One series who will not be on this list, however, is the premier category for sportscar racing, the World Endurance Championship. After carrying this tradition since the series began, in an effort to be more “progressive” the organizers have elected to drop the practice.
It has sparked some debate within the social media spheres, with some fans resisting the larger issue of political correctness, and other fans, most notably professionals clinging for relevance, who use this as an opportunity to grandstand on sexism in the sport.
With all of this being said, the issue has largely been ignored by the racing scene as a whole, and most likely for good reason: no one cares.
If we look at empirical data, research from every major series has shown a variety of “interest factors” in the sport, everything from the character of the drivers to the innovation in the vehicles… yet no fan mentions “grid girls” as their primary reason for coming.
In other words, it’s a non-issue. It’s hard to imagine fans won’t attend because there aren’t grid girls.
So if no one cares, then why abandon it?
Simply put, in a sport where female presence is becoming a larger and larger role in all forms of motorsport, the practice is simply antiquated. Within the last decade, we’ve seen: notable female drivers in every major form of motorsport, a number of female engineers and mechanics in a number of top of sportscar and NASCAR programs, but perhaps most notably, we’re seeing more and more C-level female executives within the top brands. Both Audi and Dodge/SRT have had their programs helmed by noteworthy female leaders, and even in Formula One we see a Female CEO running one of the longest-running teams in the sport. In the year 2015, it’s a tough practice to justify in front of decision makers such as these, and with no tangible influence on the fans, it doesn’t make sense to continue.

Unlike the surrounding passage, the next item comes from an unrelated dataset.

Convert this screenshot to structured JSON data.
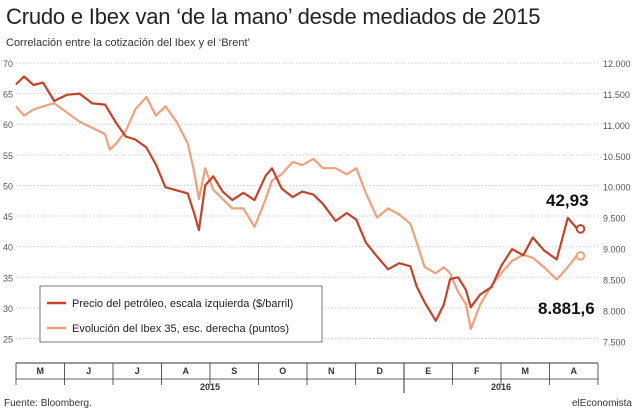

Beyond that, however, grid girls are actually a significant expense. In the Pirelli World Challenge, teams are required to foot the bill and arrangements for their grid girls. A traditional contract with local modeling agencies can often range between $200-400, not to mention the administrative and logistical processes to make it happen, and while this is a relative drop-in-the-bucket for most racing budgets, teams are in an era where they have to watch every dime… and this is an expense that is tough to justify.
That being said, it’s hard to believe that trackside models are going away entirely. Several entities within racing, most notably tire manufacturers and individual race teams, consider these models part of their brand, and within that it’s tough to imagine that series will outright ban this, they simply must move away from a series-required practice.
It’s a decision that seems inevitable and necessary, and likely something that won’t even be noticed once the WEC season kicks off this weekend.